What these businessmen are concerned about is tariff-free access to the rest of the EU and its common regulatory standards – in other words, the single market. Do they care about the political dimension to the EU? – in other words, that its goal is the creation of a federal superstate? Most unlikely. In other words, therefore, if they can be convinced that access to the single market could be preserved if we withdrew from the EU but remained in the EEA and re-joined EFTA (the so-called “Norway Option”) until a longer-term relationship could be agreed, their concerns would be answered.
Let us be clear, the “Norway Option” is not an ideal long-term relationship for the UK. However, its most eloquent advocates have studied the issue of withdrawal and how best to achieve it over a period of many years. If there was a “silver bullet” which, at a stroke, could enable us to move instantaneously and seamlessly to a simple free trade relationship with the EU with full access to the remaining 27 member states, they would prefer this approach. However, such attempts to devise such a scenario have all contained serious flaws, which would result in job losses and worse. Our aircraft would not be able to fly in EU airspace if we just pulled out, nor would our aircraft have rights to use air space and landing slots in third countries under the present treaties, negotiated on our behalf by the EU.
However, it is the best way to reassure voters who are understandably nervous after being bombarded with scare stories . Trade would not be affected while we would escape from a political project with which we have never felt comfortable. Furthermore, regaining our independent seat at the World Trade Organisation and other international bodies involved in devising common global standards for goods would enable us – and thus our business leaders – to have far more clout in determining what these standards should be. At present we have no voice at these “top tables”and have to go along with the “common position” of the EU Commission which is more responsive to French and German requirements than to ours.
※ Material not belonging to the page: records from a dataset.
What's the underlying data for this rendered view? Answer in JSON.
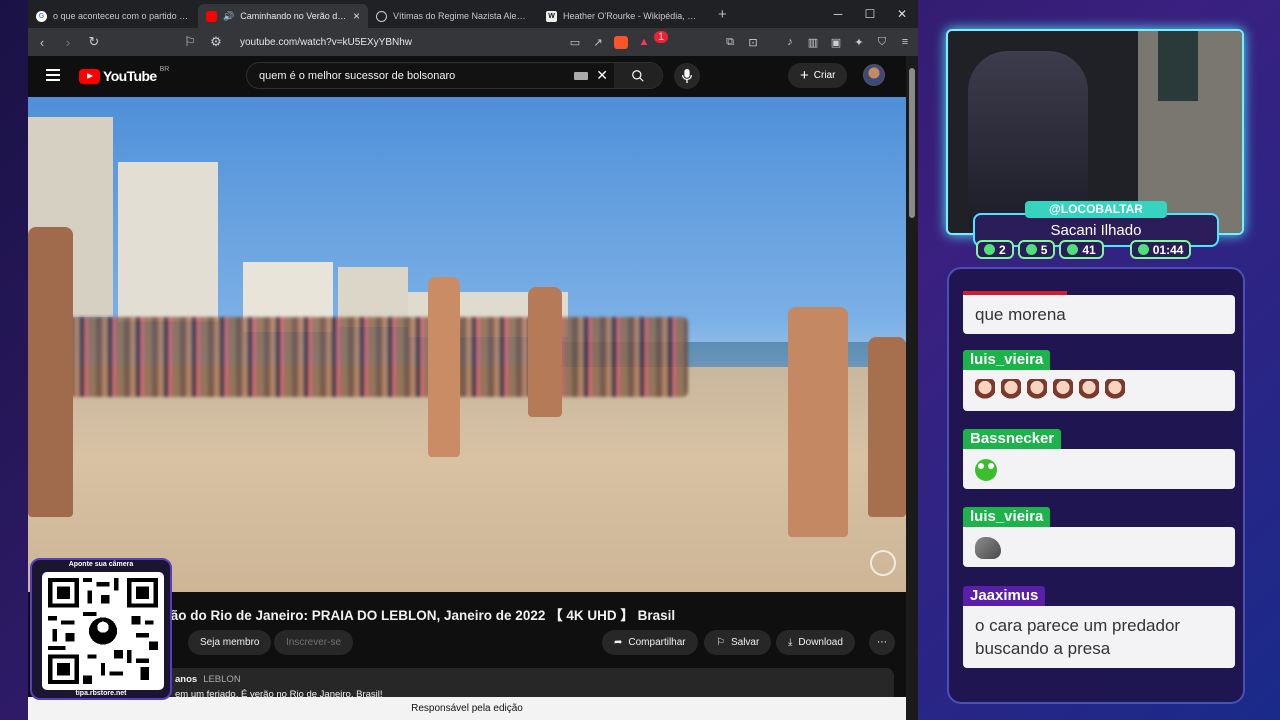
{
  "browser": {
    "tabs": [
      {
        "title": "o que aconteceu com o partido PRONA - Pe",
        "icon": "google-icon",
        "active": false
      },
      {
        "title": "Caminhando no Verão do Rio de",
        "icon": "youtube-icon",
        "active": true
      },
      {
        "title": "Vítimas do Regime Nazista Alemão - Grok",
        "icon": "grok-icon",
        "active": false
      },
      {
        "title": "Heather O'Rourke - Wikipédia, a enciclopé",
        "icon": "wikipedia-icon",
        "active": false
      }
    ],
    "url": "youtube.com/watch?v=kU5EXyYBNhw",
    "brave_badge": "1"
  },
  "youtube": {
    "logo_text": "YouTube",
    "region": "BR",
    "search_query": "quem é o melhor sucessor de bolsonaro",
    "create_label": "Criar",
    "video_title": "erão do Rio de Janeiro: PRAIA DO LEBLON, Janeiro de 2022 【 4K UHD 】 Brasil",
    "join_label": "Seja membro",
    "subscribe_label": "Inscrever-se",
    "share_label": "Compartilhar",
    "save_label": "Salvar",
    "download_label": "Download",
    "desc_age": "anos",
    "desc_tag": "LEBLON",
    "desc_text": "em um feriado. É verão no Rio de Janeiro, Brasil!",
    "bottom_notice": "Responsável pela edição"
  },
  "qr": {
    "caption": "Aponte sua câmera",
    "footer": "tipa.rbstore.net"
  },
  "stream": {
    "handle": "@LOCOBALTAR",
    "name": "Sacani Ilhado",
    "stats": [
      {
        "icon": "chat-icon",
        "value": "2"
      },
      {
        "icon": "youtube-icon",
        "value": "5"
      },
      {
        "icon": "viewers-icon",
        "value": "41"
      },
      {
        "icon": "clock-icon",
        "value": "01:44"
      }
    ]
  },
  "chat": [
    {
      "user": "",
      "text": "que morena",
      "color": "#d01f2c"
    },
    {
      "user": "luis_vieira",
      "text": "",
      "emote": "anime-girl-emote",
      "emote_count": 6,
      "color": "#1bb34a"
    },
    {
      "user": "Bassnecker",
      "text": "",
      "emote": "frog-emote",
      "color": "#1bb34a"
    },
    {
      "user": "luis_vieira",
      "text": "",
      "emote": "seal-emote",
      "color": "#1bb34a"
    },
    {
      "user": "Jaaximus",
      "text": "o cara parece um predador buscando a presa",
      "color": "#5a1fa8"
    }
  ]
}
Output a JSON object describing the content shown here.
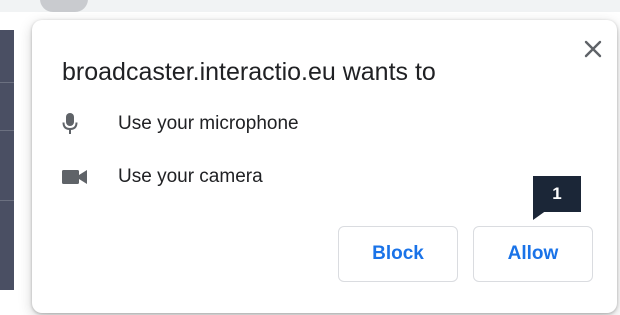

This is hardly the “retreat into the past” or “isolation” which Sir Mike Rake fears. It actually gives us a bigger voice on the world stage and brings us closer to where the real decisions are increasingly made these days. We can shape the future far better outside the EU and it is high time that the bigwigs in the CIB educated themselves on the reality of international trade. We are also free to reject new Directives. Whilst Labour politicians here bewailed the privatisation of Royal Mail, independent Norway simply declined to enforce the Third Postal Directive and kept its mail deliveries as a public service. We could do the same.